If the replication fails, fix the problems encountered and restart the replication process. This ensures that all
source volumes in cluster A have at least one successful replication copy in cluster B. Set up a regular replication
schedule, so the target volumes in cluster B always have most up to date replication copy for cluster A.

CAUTION: Replication restore is not a complete BMR restore, settings such as network configuration (client, SAN,
and IC) cannot be backed up and restored using the replication method. Note all cluster A settings (for use when
restoring cluster A) including network configuration, cluster wide settings such as volume name, alert settings, and
so on for future use. If the system restore operation fails to restore these settings, you can manually restore the
cluster A settings back to their original values.

Phase 2—Cluster A Fails And Client Requests Fail Over To Backup Cluster B

If source cluster A stops responding because of an unexpected failure (hardware, disk, and so on), you must:

1.

Log on to backup cluster B.

2.

Delete the existing replication policy for all replication target volumes.
FluidFS replication manager tries to contact source cluster A, which fails.

3.

Confirm replication policy deletion on backup cluster B and apply the source volume configuration from cluster A.
Currently the following volume configurations can be restored:

– NFS exports
– CIFS shares
– Quota rules
– Snapshot schedule
– NAS volume alerting, security style and related parameters
– NAS volume name
– NAS volume size

This transforms target volumes (B1, B2, .. B

n

) to standalone volumes.
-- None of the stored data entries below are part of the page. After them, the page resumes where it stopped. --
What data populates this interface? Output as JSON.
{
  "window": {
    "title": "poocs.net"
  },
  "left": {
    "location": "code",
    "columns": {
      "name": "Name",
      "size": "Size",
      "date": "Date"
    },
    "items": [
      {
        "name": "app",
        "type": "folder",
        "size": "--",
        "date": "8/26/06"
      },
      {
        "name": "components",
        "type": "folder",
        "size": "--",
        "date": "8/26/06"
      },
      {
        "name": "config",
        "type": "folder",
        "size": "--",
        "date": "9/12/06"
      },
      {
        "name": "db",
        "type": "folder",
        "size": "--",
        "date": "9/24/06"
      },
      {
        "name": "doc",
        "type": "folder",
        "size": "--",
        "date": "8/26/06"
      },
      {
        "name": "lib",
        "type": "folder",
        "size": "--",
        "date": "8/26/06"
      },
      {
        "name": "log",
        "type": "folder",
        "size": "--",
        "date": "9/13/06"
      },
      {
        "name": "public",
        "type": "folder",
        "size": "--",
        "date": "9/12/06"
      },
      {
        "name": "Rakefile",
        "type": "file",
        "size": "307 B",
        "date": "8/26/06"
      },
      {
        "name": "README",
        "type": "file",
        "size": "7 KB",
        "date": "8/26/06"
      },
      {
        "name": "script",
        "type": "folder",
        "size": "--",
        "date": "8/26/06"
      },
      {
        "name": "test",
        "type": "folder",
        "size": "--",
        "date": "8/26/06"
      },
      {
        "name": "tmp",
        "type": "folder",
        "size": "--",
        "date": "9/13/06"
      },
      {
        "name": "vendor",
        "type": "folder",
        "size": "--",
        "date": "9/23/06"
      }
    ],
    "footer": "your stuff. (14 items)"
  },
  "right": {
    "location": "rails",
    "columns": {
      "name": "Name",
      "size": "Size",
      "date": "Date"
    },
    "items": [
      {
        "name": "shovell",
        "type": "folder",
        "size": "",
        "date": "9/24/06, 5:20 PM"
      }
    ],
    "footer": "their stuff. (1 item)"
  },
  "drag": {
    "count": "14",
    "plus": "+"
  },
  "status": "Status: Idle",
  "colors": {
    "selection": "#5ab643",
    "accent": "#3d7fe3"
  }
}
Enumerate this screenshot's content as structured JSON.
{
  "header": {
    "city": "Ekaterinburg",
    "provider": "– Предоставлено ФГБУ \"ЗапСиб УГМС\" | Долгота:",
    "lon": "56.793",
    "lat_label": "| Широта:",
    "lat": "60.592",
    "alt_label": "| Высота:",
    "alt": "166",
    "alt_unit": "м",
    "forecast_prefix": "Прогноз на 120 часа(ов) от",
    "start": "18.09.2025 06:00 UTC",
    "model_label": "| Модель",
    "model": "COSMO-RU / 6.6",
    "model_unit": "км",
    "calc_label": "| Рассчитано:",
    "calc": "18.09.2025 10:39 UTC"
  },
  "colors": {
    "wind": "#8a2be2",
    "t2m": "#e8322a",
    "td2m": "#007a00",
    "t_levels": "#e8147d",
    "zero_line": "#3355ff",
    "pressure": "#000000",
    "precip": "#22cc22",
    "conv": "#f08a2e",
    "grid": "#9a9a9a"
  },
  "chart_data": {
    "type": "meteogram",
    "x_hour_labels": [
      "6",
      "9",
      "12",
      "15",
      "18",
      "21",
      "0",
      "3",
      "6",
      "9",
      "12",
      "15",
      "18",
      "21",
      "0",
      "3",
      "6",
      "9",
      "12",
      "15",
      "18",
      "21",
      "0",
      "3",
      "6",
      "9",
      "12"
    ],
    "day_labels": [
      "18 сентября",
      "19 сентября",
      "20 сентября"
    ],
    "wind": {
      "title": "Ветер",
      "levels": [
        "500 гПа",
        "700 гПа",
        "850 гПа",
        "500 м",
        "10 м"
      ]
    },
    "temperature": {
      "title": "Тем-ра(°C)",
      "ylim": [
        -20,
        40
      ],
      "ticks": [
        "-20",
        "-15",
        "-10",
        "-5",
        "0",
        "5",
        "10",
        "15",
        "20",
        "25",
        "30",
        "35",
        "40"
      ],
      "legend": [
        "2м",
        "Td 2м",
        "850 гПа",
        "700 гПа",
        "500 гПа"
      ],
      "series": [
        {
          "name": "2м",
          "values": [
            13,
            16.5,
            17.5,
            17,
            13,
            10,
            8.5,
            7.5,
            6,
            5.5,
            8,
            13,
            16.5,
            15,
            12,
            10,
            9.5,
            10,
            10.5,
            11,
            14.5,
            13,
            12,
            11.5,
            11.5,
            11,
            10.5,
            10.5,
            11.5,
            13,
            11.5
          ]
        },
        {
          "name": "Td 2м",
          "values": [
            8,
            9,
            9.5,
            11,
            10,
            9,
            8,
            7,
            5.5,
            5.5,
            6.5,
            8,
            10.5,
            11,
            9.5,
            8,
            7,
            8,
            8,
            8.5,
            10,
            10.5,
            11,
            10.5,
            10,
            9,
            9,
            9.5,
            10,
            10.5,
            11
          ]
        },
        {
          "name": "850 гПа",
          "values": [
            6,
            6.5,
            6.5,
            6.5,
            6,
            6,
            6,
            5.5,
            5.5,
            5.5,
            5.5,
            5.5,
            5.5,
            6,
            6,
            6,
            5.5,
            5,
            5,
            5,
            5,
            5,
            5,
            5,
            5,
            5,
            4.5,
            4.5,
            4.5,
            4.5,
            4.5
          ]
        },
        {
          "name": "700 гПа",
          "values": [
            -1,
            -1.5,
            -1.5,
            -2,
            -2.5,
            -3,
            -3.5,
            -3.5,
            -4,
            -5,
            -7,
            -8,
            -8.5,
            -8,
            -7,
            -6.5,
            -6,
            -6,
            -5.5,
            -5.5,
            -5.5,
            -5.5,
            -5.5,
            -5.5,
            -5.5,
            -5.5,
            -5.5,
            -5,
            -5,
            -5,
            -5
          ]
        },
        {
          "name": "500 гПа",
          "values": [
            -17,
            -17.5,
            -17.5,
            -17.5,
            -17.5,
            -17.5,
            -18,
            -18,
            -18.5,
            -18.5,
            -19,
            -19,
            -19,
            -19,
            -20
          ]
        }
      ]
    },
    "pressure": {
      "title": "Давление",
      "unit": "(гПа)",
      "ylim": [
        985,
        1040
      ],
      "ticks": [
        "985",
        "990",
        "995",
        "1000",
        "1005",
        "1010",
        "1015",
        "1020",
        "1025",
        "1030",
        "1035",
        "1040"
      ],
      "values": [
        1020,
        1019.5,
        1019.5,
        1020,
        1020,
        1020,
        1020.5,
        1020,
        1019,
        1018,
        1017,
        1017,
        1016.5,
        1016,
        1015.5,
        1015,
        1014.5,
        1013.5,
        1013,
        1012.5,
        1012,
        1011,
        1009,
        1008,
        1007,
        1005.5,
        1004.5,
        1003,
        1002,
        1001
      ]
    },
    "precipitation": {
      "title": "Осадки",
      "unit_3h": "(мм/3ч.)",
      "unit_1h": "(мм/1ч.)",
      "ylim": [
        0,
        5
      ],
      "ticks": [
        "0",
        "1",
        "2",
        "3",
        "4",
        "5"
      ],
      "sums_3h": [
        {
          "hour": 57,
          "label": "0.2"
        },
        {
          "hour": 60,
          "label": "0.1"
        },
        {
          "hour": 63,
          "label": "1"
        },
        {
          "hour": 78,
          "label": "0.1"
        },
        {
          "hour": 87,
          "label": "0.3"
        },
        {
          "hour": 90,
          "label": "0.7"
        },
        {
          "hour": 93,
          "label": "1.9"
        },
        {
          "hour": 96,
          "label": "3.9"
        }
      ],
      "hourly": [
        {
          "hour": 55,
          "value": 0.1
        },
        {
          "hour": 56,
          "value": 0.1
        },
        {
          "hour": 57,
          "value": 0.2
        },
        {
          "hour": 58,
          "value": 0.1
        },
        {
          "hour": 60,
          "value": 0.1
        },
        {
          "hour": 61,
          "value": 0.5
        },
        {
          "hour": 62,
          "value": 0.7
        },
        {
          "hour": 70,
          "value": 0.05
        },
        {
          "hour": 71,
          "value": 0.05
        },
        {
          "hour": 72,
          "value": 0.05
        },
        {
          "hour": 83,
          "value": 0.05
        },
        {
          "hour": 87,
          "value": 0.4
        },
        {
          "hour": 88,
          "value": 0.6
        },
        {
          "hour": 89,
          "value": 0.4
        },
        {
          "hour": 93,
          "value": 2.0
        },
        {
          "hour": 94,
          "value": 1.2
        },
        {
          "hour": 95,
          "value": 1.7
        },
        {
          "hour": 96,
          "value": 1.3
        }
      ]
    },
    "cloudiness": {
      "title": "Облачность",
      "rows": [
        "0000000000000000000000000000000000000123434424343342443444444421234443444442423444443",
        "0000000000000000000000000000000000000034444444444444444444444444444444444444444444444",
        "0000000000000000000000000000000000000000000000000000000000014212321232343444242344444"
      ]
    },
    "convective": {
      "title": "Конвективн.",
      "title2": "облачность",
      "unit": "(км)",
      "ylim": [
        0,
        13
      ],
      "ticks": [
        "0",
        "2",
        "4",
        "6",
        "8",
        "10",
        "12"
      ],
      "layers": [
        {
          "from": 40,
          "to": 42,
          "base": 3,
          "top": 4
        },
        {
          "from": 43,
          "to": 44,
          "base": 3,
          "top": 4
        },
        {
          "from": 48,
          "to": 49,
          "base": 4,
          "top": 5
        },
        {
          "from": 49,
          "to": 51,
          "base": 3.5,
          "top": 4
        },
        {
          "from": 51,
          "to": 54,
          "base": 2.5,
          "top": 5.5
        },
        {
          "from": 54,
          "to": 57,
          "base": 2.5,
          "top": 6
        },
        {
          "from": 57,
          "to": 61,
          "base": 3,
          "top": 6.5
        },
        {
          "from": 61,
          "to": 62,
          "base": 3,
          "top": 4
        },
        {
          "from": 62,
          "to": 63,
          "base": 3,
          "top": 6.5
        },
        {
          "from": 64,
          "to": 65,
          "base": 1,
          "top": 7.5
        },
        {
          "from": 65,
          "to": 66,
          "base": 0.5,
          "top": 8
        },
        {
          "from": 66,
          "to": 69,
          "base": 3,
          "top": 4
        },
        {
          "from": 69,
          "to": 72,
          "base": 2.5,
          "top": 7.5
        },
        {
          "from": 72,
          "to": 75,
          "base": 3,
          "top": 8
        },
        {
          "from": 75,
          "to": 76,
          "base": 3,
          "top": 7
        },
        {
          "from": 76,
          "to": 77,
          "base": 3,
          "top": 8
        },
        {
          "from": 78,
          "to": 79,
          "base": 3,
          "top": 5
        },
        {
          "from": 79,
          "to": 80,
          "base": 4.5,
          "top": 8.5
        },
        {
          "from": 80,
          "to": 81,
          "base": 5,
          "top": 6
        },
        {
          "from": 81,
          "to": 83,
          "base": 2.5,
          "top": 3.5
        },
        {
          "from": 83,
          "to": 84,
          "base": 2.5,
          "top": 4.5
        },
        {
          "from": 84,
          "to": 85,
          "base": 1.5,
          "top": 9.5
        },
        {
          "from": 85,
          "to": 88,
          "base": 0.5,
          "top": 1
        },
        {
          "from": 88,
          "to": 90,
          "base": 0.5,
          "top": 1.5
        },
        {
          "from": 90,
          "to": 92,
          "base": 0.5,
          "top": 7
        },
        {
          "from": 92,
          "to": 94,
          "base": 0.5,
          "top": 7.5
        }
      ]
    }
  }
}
Repeat this procedure to bring all target

volumes in cluster B to standalone volumes with volume configuration applied from cluster A.

4.

From the NAS Manager web interface, restore the NAS system configuration from cluster A.
For more information on restoring the NAS system configuration, see Restoring Cluster Configuration.
This restores cluster B configuration to cluster A settings. Currently the following cluster system configuration can
be restored:

– Protocols configuration
– Users and Groups
– User mappings
– Monitoring configuration
– Time configuration
– Antivirus hosts

5.

Ensure that cluster B is used to temporarily serve client requests during the fail over time.
Administrators must perform the following steps to set up DNS and authentication:
a) Point the DNS names from customer DNS server to cluster B instead of cluster A.